The Hawke Sapphire ED 10x42 Top Hinge Bins Arrived

The binoculars arrived ages ago, and there have been a couple of other things to report since then.
I'll most likely spread things over a couple of posts.

First, the binoculars.

Hawke Optics Sapphire ED 10x42. Like these:

I'm very happy with them. I can't really do a proper review, as they are the first set of binoculars I've looked through since being a kid.

What I can say is that when I look through them, I see a big, bright image, in which I can (personally) detect no distortion, and no chromatic aberration. Well, no CA at focus. A white bird on black water shows some delightful extra colour when out of focus, but this disappears entirely when in focus.

They are around £400, so maybe if I looked through some 'alpha' bins, I'd see the difference, and come back to these a little deflated. But without that comparison to be made, I can't fins any fault with these at all.

Also, they feel very robust in the hand. A good weight to give some confidence in quality, but not heavy enough to cause any discomfort. The finish is excellent, with no sign of lifting anywhere. The focus action is very smooth, and fast enough for my needs so far. I can operate them one handed quite comfortably.

In all, I would recommend them very highly for someone in a similar position to me (i.e. a complete novice).

So far, they've had an outing to Brockholes Nature Reserve in Preston (which I also seriously highly recommend), and an outing to the Lake district. At Brockholes they were mostly around my neck, and in the Lakes, were in a large outside pocket in my Berghaus shell. They suited both modes of transport very well. The hinge is form enough that the IPD stays put as they are pushed into, and pulled out of, a pocket.

My only minor gripe is that the right eye dioptre adjustment doesn't lock in any way. This means it can be (and it has been) inadvertently adjusted when handling the bins. The problem is that, when using the bins, you then adjust the focus for the dominant eye, and the non-dominant eye will be out of focus. Because it's the non-dominant eye that's out of focus, if the adjustment was not large, rather than noticing there is a lack of focus in one eye, it manifests as just a low level feeling of discomfort.
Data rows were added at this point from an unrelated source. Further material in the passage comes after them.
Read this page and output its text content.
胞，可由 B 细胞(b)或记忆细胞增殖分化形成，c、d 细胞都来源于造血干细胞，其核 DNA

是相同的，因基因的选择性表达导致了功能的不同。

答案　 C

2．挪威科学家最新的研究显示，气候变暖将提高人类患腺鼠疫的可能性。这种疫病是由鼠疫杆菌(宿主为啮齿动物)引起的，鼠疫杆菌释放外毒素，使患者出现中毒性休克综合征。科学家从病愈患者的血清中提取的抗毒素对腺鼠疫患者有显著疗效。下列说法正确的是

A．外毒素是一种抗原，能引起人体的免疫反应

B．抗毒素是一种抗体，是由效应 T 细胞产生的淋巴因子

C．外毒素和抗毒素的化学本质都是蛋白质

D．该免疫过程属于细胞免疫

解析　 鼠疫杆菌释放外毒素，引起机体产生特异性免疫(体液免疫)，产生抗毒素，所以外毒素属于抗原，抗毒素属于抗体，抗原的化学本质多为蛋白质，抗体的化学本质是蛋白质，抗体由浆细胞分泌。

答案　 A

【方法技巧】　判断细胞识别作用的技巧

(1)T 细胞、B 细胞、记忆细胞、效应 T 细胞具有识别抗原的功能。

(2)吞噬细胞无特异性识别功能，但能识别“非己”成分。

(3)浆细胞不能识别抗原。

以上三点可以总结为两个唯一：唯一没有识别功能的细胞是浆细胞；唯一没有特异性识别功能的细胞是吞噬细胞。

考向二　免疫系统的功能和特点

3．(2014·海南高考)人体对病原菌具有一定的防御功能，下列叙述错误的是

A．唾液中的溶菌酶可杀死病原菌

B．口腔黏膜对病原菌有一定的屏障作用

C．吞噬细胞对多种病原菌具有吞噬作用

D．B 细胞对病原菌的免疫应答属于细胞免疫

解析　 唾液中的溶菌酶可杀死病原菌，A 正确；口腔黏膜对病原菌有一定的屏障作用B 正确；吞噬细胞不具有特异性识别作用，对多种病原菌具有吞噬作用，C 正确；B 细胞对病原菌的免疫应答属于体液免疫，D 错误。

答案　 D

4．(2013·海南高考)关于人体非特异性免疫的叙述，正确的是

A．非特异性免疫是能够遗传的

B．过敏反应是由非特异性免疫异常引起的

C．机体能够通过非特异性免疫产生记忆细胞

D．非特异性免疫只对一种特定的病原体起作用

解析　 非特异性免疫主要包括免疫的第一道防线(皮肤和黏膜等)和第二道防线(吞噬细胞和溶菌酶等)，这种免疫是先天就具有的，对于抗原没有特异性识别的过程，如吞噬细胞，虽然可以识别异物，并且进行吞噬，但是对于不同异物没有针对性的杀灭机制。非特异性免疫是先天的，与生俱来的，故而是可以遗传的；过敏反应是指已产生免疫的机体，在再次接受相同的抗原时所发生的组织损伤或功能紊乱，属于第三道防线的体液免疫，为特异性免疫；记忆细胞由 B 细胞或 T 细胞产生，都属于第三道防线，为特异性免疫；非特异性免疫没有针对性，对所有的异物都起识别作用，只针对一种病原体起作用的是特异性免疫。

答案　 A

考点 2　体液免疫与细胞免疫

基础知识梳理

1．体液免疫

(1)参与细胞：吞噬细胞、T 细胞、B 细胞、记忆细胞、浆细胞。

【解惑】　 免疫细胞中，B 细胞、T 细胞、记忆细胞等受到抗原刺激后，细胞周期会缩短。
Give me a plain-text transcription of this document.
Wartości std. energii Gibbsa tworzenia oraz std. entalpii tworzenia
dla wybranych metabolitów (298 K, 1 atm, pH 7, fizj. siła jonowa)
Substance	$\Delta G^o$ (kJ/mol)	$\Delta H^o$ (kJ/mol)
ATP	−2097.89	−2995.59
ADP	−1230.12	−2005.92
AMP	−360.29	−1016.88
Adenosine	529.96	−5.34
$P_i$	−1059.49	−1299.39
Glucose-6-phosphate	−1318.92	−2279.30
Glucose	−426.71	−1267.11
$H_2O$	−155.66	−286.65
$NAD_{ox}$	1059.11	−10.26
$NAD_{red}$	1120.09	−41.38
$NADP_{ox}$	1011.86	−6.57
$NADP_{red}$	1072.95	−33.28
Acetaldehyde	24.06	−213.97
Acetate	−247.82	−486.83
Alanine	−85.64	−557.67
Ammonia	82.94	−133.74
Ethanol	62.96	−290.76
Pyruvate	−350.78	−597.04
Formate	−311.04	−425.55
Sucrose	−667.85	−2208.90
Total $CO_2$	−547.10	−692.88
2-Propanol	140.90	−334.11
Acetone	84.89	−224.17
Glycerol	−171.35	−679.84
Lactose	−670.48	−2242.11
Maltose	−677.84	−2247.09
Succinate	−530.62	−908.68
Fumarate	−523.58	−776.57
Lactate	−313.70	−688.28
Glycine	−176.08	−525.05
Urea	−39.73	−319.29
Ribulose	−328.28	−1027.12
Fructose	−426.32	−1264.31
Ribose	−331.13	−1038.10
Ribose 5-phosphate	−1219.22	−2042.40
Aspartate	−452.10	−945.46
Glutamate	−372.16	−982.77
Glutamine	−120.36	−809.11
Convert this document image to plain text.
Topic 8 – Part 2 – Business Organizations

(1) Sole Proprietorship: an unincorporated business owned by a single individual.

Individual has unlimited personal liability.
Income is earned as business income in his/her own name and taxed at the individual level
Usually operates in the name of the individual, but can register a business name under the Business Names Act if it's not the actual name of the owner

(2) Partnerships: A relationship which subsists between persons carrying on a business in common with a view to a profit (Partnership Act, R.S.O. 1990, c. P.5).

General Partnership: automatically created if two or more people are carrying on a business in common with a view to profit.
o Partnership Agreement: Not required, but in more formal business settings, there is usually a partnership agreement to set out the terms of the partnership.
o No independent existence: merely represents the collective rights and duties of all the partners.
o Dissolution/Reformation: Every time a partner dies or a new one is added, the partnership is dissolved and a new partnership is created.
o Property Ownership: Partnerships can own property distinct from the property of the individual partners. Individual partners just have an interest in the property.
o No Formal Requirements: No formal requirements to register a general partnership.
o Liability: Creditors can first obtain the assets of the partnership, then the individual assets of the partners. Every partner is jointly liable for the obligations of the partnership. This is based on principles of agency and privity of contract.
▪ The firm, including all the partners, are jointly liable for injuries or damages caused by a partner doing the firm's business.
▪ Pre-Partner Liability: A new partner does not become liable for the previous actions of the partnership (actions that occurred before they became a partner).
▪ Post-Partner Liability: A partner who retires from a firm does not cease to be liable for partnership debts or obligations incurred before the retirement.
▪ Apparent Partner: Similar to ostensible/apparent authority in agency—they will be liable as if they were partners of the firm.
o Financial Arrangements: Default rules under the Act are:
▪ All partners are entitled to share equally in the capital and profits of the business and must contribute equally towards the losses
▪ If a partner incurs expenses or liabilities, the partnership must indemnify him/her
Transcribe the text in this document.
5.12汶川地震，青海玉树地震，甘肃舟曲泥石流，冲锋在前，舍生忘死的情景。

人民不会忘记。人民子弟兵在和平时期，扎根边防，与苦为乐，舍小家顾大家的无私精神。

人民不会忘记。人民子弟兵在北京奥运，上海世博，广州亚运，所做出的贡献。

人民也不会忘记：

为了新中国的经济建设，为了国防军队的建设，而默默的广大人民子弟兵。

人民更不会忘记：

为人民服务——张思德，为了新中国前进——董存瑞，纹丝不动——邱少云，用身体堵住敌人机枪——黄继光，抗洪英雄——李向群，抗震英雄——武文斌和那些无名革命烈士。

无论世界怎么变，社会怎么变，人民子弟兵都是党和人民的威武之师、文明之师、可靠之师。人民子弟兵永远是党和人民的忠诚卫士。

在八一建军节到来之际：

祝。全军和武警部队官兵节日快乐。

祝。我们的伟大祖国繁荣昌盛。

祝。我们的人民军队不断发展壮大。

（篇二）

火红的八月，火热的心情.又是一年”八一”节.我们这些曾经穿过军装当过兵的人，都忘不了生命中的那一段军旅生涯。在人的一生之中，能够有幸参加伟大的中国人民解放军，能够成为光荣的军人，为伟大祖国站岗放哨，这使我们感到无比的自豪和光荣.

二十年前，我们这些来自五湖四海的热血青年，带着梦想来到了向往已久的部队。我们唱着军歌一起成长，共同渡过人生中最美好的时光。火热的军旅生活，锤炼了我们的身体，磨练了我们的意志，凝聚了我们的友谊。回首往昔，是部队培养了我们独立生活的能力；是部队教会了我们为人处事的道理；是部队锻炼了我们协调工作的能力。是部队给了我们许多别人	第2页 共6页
Mrs Newbie today bought some Bushnell bins for just over half the price of these, and they have this feature, so that's a bit of a shame. Also, the Hawkes only have one click on the eyecups, for three set positions (down-click-up). The Bushnells have about 5 click positions (I haven't counted yet, that's the impression I got when showing Mrs Newbie how to adjust them.)

I'll talk about these Bushnells briefly once we've been out with them a couple of times. One other thing I can mention for now, is that when threading the strap, I had difficulty on one side, as the plastic coating was slightly lifting from the body, and obstructing the strap feeding through. It's only a tine area, and once the strap is affixed, it'll probably never need not be removed again...but it is perhaps a first indication of the difference between £260 for the Bushnells and £410 for the Hawkes?

We did go out today with the new set of bins, but I didn't spend any time looking through them, for two reasons. First, Mrs Newbie has never owned binoculars (even as a kid), so she needed to spend time getting them setup, and wouldn't have been fair for me to change the IPD and dioptre etc.